Una vez que tenemos claro cuál es el argumento (cuáles son sus premisas, cuál es su conclusión), podemos evaluarlo: podemos comenzar a averiguar si las premisas apoyan adecuadamente a la conclusión. He usado el adverbio adecuadamente para calificar el tipo apoyo que buscamos para una conclusión. Sin embargo, es justo preguntarnos en este momento: ¿cómo saber cuándo un conjunto de enunciados apoya adecuadamente a otro enunciado? Para responder a esta pregunta se han escrito incontables libros. Quizá la pregunta central que pone en apuros a quienes estudian argumentación es: ¿qué hace que un argumento sea un buen argumento?

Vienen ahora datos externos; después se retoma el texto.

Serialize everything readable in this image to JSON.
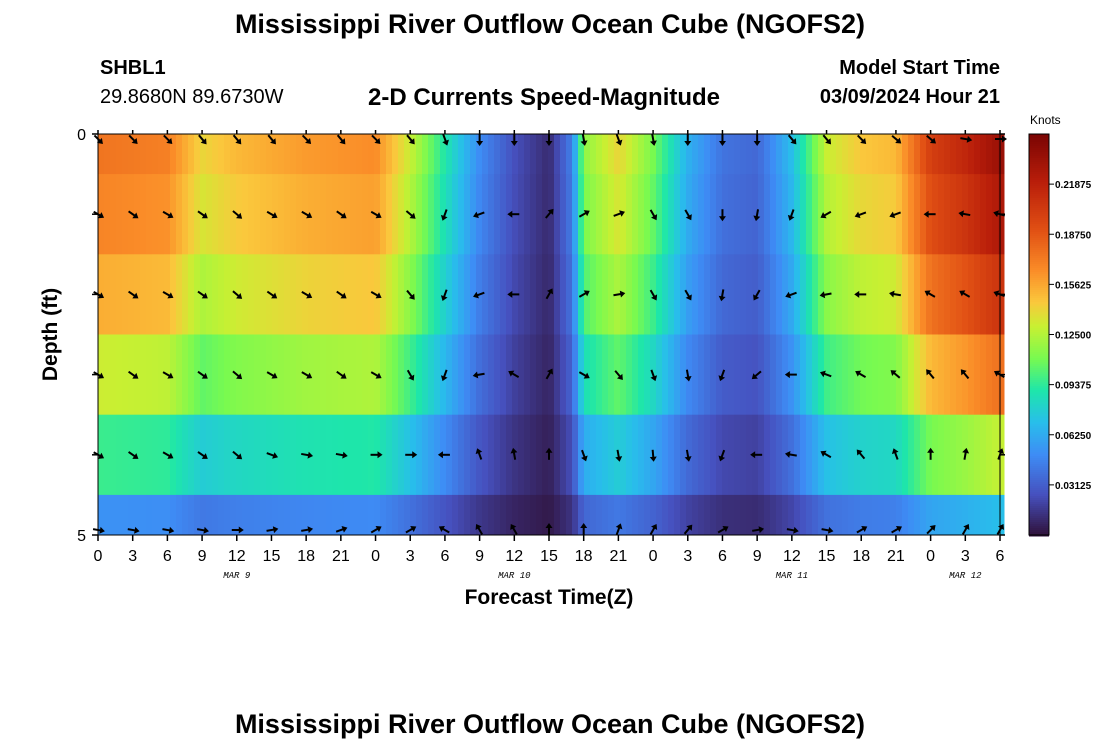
{
  "header": {
    "title": "Mississippi River Outflow Ocean Cube (NGOFS2)",
    "station_id": "SHBL1",
    "coords": "29.8680N  89.6730W",
    "subtitle": "2-D Currents Speed-Magnitude",
    "start_label": "Model Start Time",
    "start_value": "03/09/2024 Hour 21"
  },
  "footer": {
    "title": "Mississippi River Outflow Ocean Cube (NGOFS2)"
  },
  "chart_data": {
    "type": "heatmap",
    "title": "2-D Currents Speed-Magnitude",
    "xlabel": "Forecast Time(Z)",
    "ylabel": "Depth (ft)",
    "x_tick_labels": [
      "0",
      "3",
      "6",
      "9",
      "12",
      "15",
      "18",
      "21",
      "0",
      "3",
      "6",
      "9",
      "12",
      "15",
      "18",
      "21",
      "0",
      "3",
      "6",
      "9",
      "12",
      "15",
      "18",
      "21",
      "0",
      "3",
      "6"
    ],
    "x_hours_range": [
      0,
      78
    ],
    "date_labels": [
      {
        "label": "MAR 9",
        "hour": 12
      },
      {
        "label": "MAR 10",
        "hour": 36
      },
      {
        "label": "MAR 11",
        "hour": 60
      },
      {
        "label": "MAR 12",
        "hour": 75
      }
    ],
    "y_tick_labels": [
      "0",
      "5"
    ],
    "ylim": [
      0,
      5
    ],
    "colorbar": {
      "unit": "Knots",
      "min": 0.0,
      "max": 0.25,
      "tick_labels": [
        "0.21875",
        "0.18750",
        "0.15625",
        "0.12500",
        "0.09375",
        "0.06250",
        "0.03125"
      ],
      "tick_values": [
        0.21875,
        0.1875,
        0.15625,
        0.125,
        0.09375,
        0.0625,
        0.03125
      ]
    },
    "depths": [
      0,
      1,
      2,
      3,
      4,
      5
    ],
    "speed_profile": [
      {
        "hour": 0,
        "surface": 0.175
      },
      {
        "hour": 6,
        "surface": 0.17
      },
      {
        "hour": 9,
        "surface": 0.14
      },
      {
        "hour": 12,
        "surface": 0.15
      },
      {
        "hour": 18,
        "surface": 0.16
      },
      {
        "hour": 24,
        "surface": 0.165
      },
      {
        "hour": 27,
        "surface": 0.13
      },
      {
        "hour": 30,
        "surface": 0.09
      },
      {
        "hour": 33,
        "surface": 0.05
      },
      {
        "hour": 36,
        "surface": 0.025
      },
      {
        "hour": 39,
        "surface": 0.01
      },
      {
        "hour": 41,
        "surface": 0.045
      },
      {
        "hour": 42,
        "surface": 0.115
      },
      {
        "hour": 45,
        "surface": 0.14
      },
      {
        "hour": 48,
        "surface": 0.11
      },
      {
        "hour": 51,
        "surface": 0.065
      },
      {
        "hour": 54,
        "surface": 0.04
      },
      {
        "hour": 57,
        "surface": 0.035
      },
      {
        "hour": 60,
        "surface": 0.07
      },
      {
        "hour": 63,
        "surface": 0.13
      },
      {
        "hour": 66,
        "surface": 0.145
      },
      {
        "hour": 69,
        "surface": 0.15
      },
      {
        "hour": 72,
        "surface": 0.2
      },
      {
        "hour": 75,
        "surface": 0.215
      },
      {
        "hour": 78,
        "surface": 0.235
      }
    ],
    "depth_factors": [
      1.0,
      0.96,
      0.88,
      0.75,
      0.55,
      0.3
    ],
    "arrow_hours": [
      0,
      3,
      6,
      9,
      12,
      15,
      18,
      21,
      24,
      27,
      30,
      33,
      36,
      39,
      42,
      45,
      48,
      51,
      54,
      57,
      60,
      63,
      66,
      69,
      72,
      75,
      78
    ],
    "arrow_directions_deg": [
      [
        135,
        135,
        135,
        140,
        140,
        140,
        135,
        140,
        135,
        140,
        160,
        180,
        180,
        180,
        170,
        160,
        170,
        180,
        180,
        180,
        140,
        140,
        135,
        130,
        130,
        100,
        90
      ],
      [
        120,
        125,
        120,
        125,
        130,
        120,
        120,
        125,
        120,
        130,
        200,
        250,
        270,
        40,
        60,
        70,
        150,
        150,
        180,
        190,
        200,
        240,
        250,
        250,
        270,
        280,
        285
      ],
      [
        120,
        125,
        120,
        125,
        130,
        125,
        120,
        125,
        120,
        140,
        200,
        250,
        270,
        30,
        60,
        80,
        150,
        150,
        190,
        210,
        250,
        260,
        270,
        280,
        300,
        300,
        290
      ],
      [
        120,
        125,
        120,
        125,
        130,
        120,
        120,
        125,
        120,
        150,
        200,
        260,
        300,
        30,
        120,
        140,
        160,
        170,
        200,
        230,
        270,
        290,
        300,
        310,
        320,
        320,
        300
      ],
      [
        120,
        125,
        120,
        125,
        130,
        110,
        100,
        100,
        90,
        90,
        270,
        340,
        350,
        0,
        160,
        170,
        175,
        170,
        200,
        270,
        280,
        300,
        320,
        340,
        360,
        10,
        20
      ],
      [
        100,
        100,
        100,
        100,
        90,
        80,
        80,
        70,
        60,
        60,
        300,
        330,
        330,
        0,
        0,
        20,
        30,
        40,
        60,
        80,
        100,
        100,
        60,
        60,
        45,
        30,
        30
      ]
    ]
  }
}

La primera manera en la que podemos evaluar un argumento es averiguando si sus premisas son verdaderas. ¿Un argumento podría ser bueno si las razones que da en apoyo de su conclusión son falsas? Evidentemente no. Averiguar si las premisas son verdaderas con frecuencia es un asunto complicado: seguramente tendremos que investigar un poco sobre el tema del que tratan. Esto tiene que ver con su contenido. Otra forma de evaluar un argumento tiene que ver con la relación entre las premisas y la conclusión. Existen relaciones más fuertes que otras, y esto podemos determinarlo a partir de su relación con la verdad. Así, hay argumentos deductivos, que pretenden ser demostrativos: i.e., si son válidos, no es posible que sus premisas sean verdaderas y su conclusión sea falsa. Los lógicos llaman a esta cualidad preservación de verdad» Pero no todos los argumentos, ni siquiera la mayoría, son deductivos. Existen argumentos que contienen premisas verdaderas y aun así su conclusión podría ser falsa: se llaman inductivos (o de manera más general no deductivos). Determinar si un argumento deductivo es válido, o si un argumento inductivo es fuerte, es una cuestión lógica: i.e., tiene que ver con la forma del razonamiento y no con su contenido.